考える彼をイフは退屈と見て、此処ぞとばかりに問い掛ける。
「渇望が常だとしたら、それはさぞ辛いだろうと、君は思わないか?」
「それはそうだが、突然なんだ?」
「彼女の心持ちは、きっと楽ってやつなんだ。そんな事も、抑心持ちなんて概念も、彼女の中には知識としてしかないのだろうけど、それは、それが、きっと、人にとっての安楽なんだ。だが、それが違ってきている。……君の思う生に近付いているのなら、いいな」
「……俺は少しくらい、寂しさの一つも抱いて欲しい。そんな、単純な話だよ。俺の、思いなんてのは」
イフはまた彼女に目を向ける。
「君が寂しさを感じないのは、個として既に人の群れを超えているからだ。寂しさを愛したいのなら、宇宙の広さを、君の目に投じればいい」
今度は見詰め合っている心地がした。
「君は見る時、目を瞑るのだね」
彼女に語るイフは何処か寂しそう。そんなイフに、少し喜ぶ自分に、彼は少し悲しくなった。

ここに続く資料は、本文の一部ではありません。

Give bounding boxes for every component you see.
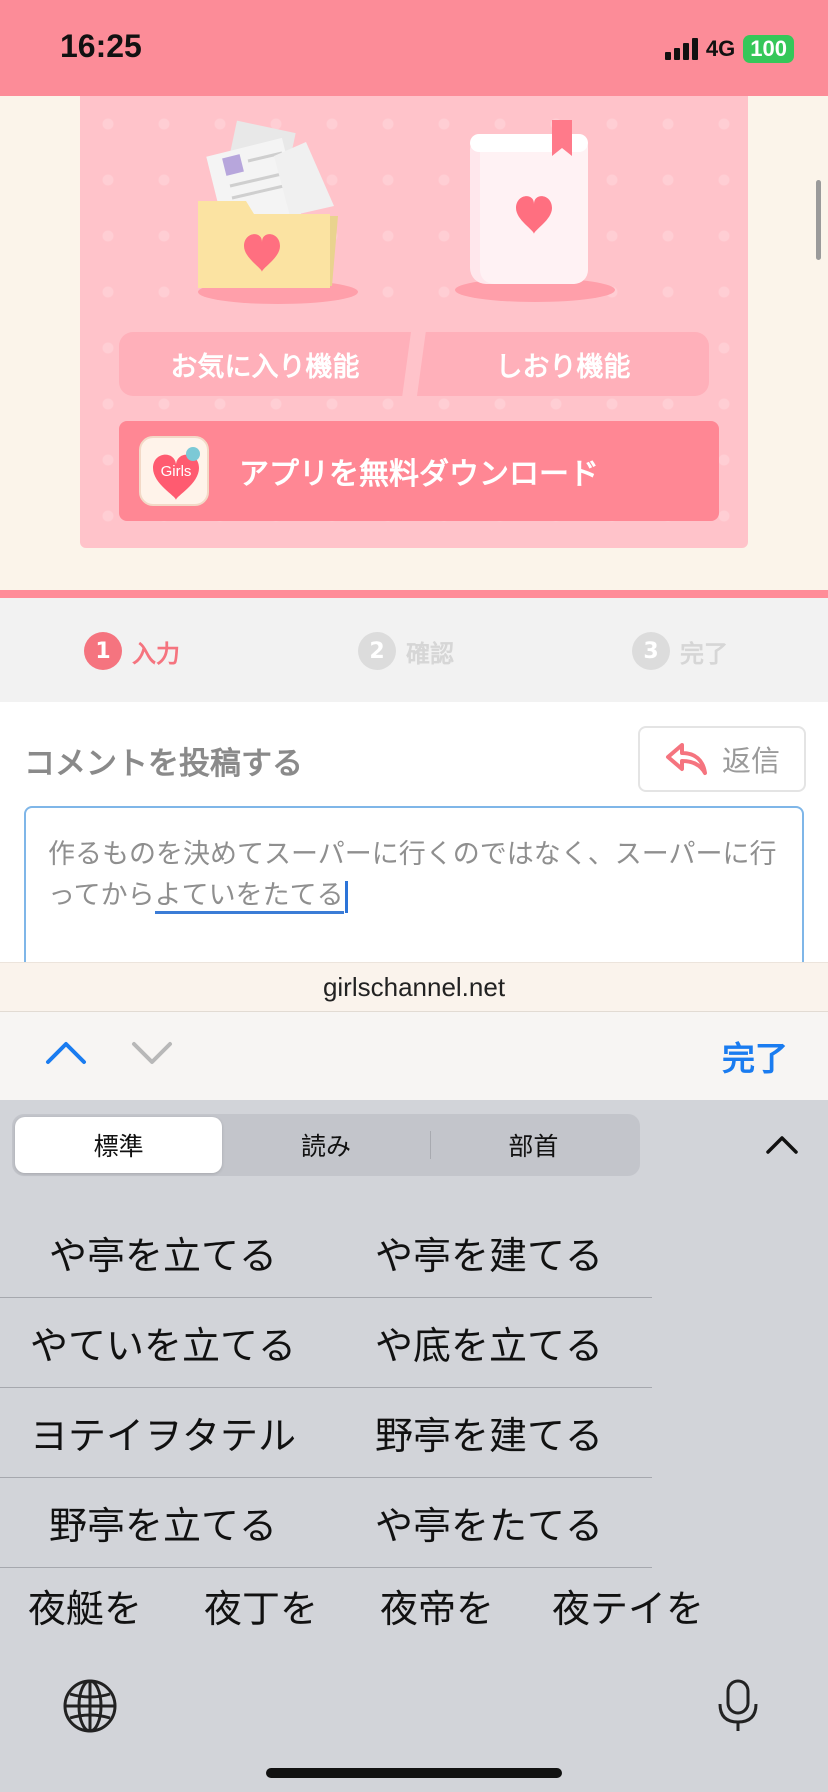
candidate-row: 野亭を立てる や亭をたてる <box>0 1478 652 1568</box>
step-label: 確認 <box>406 639 454 668</box>
home-indicator <box>266 1768 562 1778</box>
tab-radical[interactable]: 部首 <box>429 1117 637 1173</box>
step-input: 1 入力 <box>84 632 180 670</box>
candidate-item[interactable]: 野亭を立てる <box>0 1478 326 1567</box>
app-icon-text: Girls <box>161 463 192 480</box>
composing-text: よていをたてる <box>154 880 344 914</box>
step-number: 2 <box>358 632 396 670</box>
step-label: 完了 <box>680 639 728 668</box>
candidate-row: ヨテイヲタテル 野亭を建てる <box>0 1388 652 1478</box>
bookmark-book-illustration <box>455 120 615 302</box>
section-divider <box>0 590 828 598</box>
candidate-row-short: 夜艇を 夜丁を 夜帝を 夜テイを <box>0 1568 828 1638</box>
step-complete: 3 完了 <box>632 632 728 670</box>
app-promo-banner: お気に入り機能 しおり機能 Girls アプリを無料ダウンロード <box>80 96 748 548</box>
feature-bar: お気に入り機能 しおり機能 <box>119 332 709 396</box>
tab-reading[interactable]: 読み <box>222 1117 429 1173</box>
comment-textarea[interactable]: 作るものを決めてスーパーに行くのではなく、スーパーに行ってからよていをたてる <box>24 806 804 976</box>
step-number: 3 <box>632 632 670 670</box>
candidate-item[interactable]: 夜丁を <box>204 1578 318 1633</box>
candidate-item[interactable]: 野亭を建てる <box>326 1388 652 1477</box>
conversion-mode-tabs: 標準 読み 部首 <box>12 1114 640 1176</box>
candidate-row: や亭を立てる や亭を建てる <box>0 1208 652 1298</box>
candidate-item[interactable]: やていを立てる <box>0 1298 326 1387</box>
candidate-item[interactable]: や亭を立てる <box>0 1208 326 1297</box>
text-caret <box>344 880 348 913</box>
reply-button[interactable]: 返信 <box>638 726 806 792</box>
bookmark-feature-label: しおり機能 <box>417 332 709 396</box>
signal-icon <box>664 38 698 60</box>
reply-arrow-icon <box>665 743 707 775</box>
candidate-row: やていを立てる や底を立てる <box>0 1298 652 1388</box>
candidate-item[interactable]: や底を立てる <box>326 1298 652 1387</box>
step-label: 入力 <box>132 639 180 668</box>
candidate-item[interactable]: 夜艇を <box>28 1578 142 1633</box>
url-bar[interactable]: girlschannel.net <box>0 962 828 1012</box>
globe-icon[interactable] <box>62 1678 118 1734</box>
candidate-item[interactable]: 夜帝を <box>380 1578 494 1633</box>
network-type: 4G <box>705 36 736 61</box>
candidate-item[interactable]: や亭をたてる <box>326 1478 652 1567</box>
chevron-down-icon[interactable] <box>130 1038 174 1068</box>
progress-steps: 1 入力 2 確認 3 完了 <box>0 598 828 702</box>
battery-indicator: 100 <box>743 35 794 63</box>
done-button[interactable]: 完了 <box>722 1032 788 1080</box>
step-number: 1 <box>84 632 122 670</box>
favorites-folder-illustration <box>198 120 358 304</box>
heart-icon: Girls <box>153 447 200 500</box>
step-confirm: 2 確認 <box>358 632 454 670</box>
status-indicators: 4G 100 <box>664 34 794 64</box>
reply-label: 返信 <box>721 744 780 778</box>
favorites-feature-label: お気に入り機能 <box>119 332 411 396</box>
candidate-item[interactable]: 夜テイを <box>552 1578 704 1633</box>
candidate-list: や亭を立てる や亭を建てる やていを立てる や底を立てる ヨテイヲタテル 野亭を… <box>0 1208 652 1568</box>
tab-standard[interactable]: 標準 <box>15 1117 223 1173</box>
girls-app-icon: Girls <box>139 436 209 506</box>
app-download-button[interactable]: Girls アプリを無料ダウンロード <box>119 421 719 521</box>
scrollbar[interactable] <box>816 180 821 260</box>
status-bar: 16:25 4G 100 <box>0 0 828 96</box>
microphone-icon[interactable] <box>716 1678 760 1734</box>
form-accessory-bar: 完了 <box>0 1012 828 1100</box>
japanese-keyboard: 標準 読み 部首 や亭を立てる や亭を建てる やていを立てる や底を立てる ヨテ… <box>0 1100 828 1792</box>
status-time: 16:25 <box>60 28 142 64</box>
chevron-up-icon[interactable] <box>764 1134 800 1156</box>
candidate-item[interactable]: ヨテイヲタテル <box>0 1388 326 1477</box>
download-label: アプリを無料ダウンロード <box>239 457 599 492</box>
candidate-item[interactable]: や亭を建てる <box>326 1208 652 1297</box>
chevron-up-icon[interactable] <box>44 1038 88 1068</box>
url-domain: girlschannel.net <box>322 971 506 1002</box>
comment-form-title: コメントを投稿する <box>24 746 303 782</box>
comment-form: コメントを投稿する 返信 作るものを決めてスーパーに行くのではなく、スーパーに行… <box>0 702 828 976</box>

「君はほぼ完成された状態から知り始めた。それも得られるだけの知識を、忘れる事無く。だから変化に抱く悲しみや寂しみは理解できないよ。常にその渦の中で、変わらず佇む君には」
「酷な事を言うな」
「そんなつもりはない。……まっ、それでも感じてみたいと思ったなら、せめて、体を大切にする事だな」
「……何故だ」
「脳だけが人か?違うだろう」
「……それも分かるが、やっぱり、分からない。それが、繋がるのか?」
「誰しも一度くらい、嘘を吐くものだ。それが残り続けるのが人の社会だ。真偽を確かめる事の叶わぬ言葉が溢れる世の中だ。……希望はあるものだよ。それら希望は、忘れてしまえば失せるものだ。だから、感じてみたいのなら、大切にする事だ。それが何であろうとな」
またイフは最後に、星の如く手を差し伸べるように柔らかい暗号を残して行った。
「思い出してくない事は、思い出さなくてもいいんだよ」
感情が波やその重なりと同質であるなら、一つ並行の延長に並び、一つ輪の中に崩れ、そのどれにも同じ名は与え得ぬのだろう。或いは全て中にあるのだからと、然し、ならば何故人は言葉を獲得し、繋げるのか。
見え得る風と、聞こえ得る粒の、つまり人の不完全な面が、人を人間たらしめる。上か下かに狂うのならば。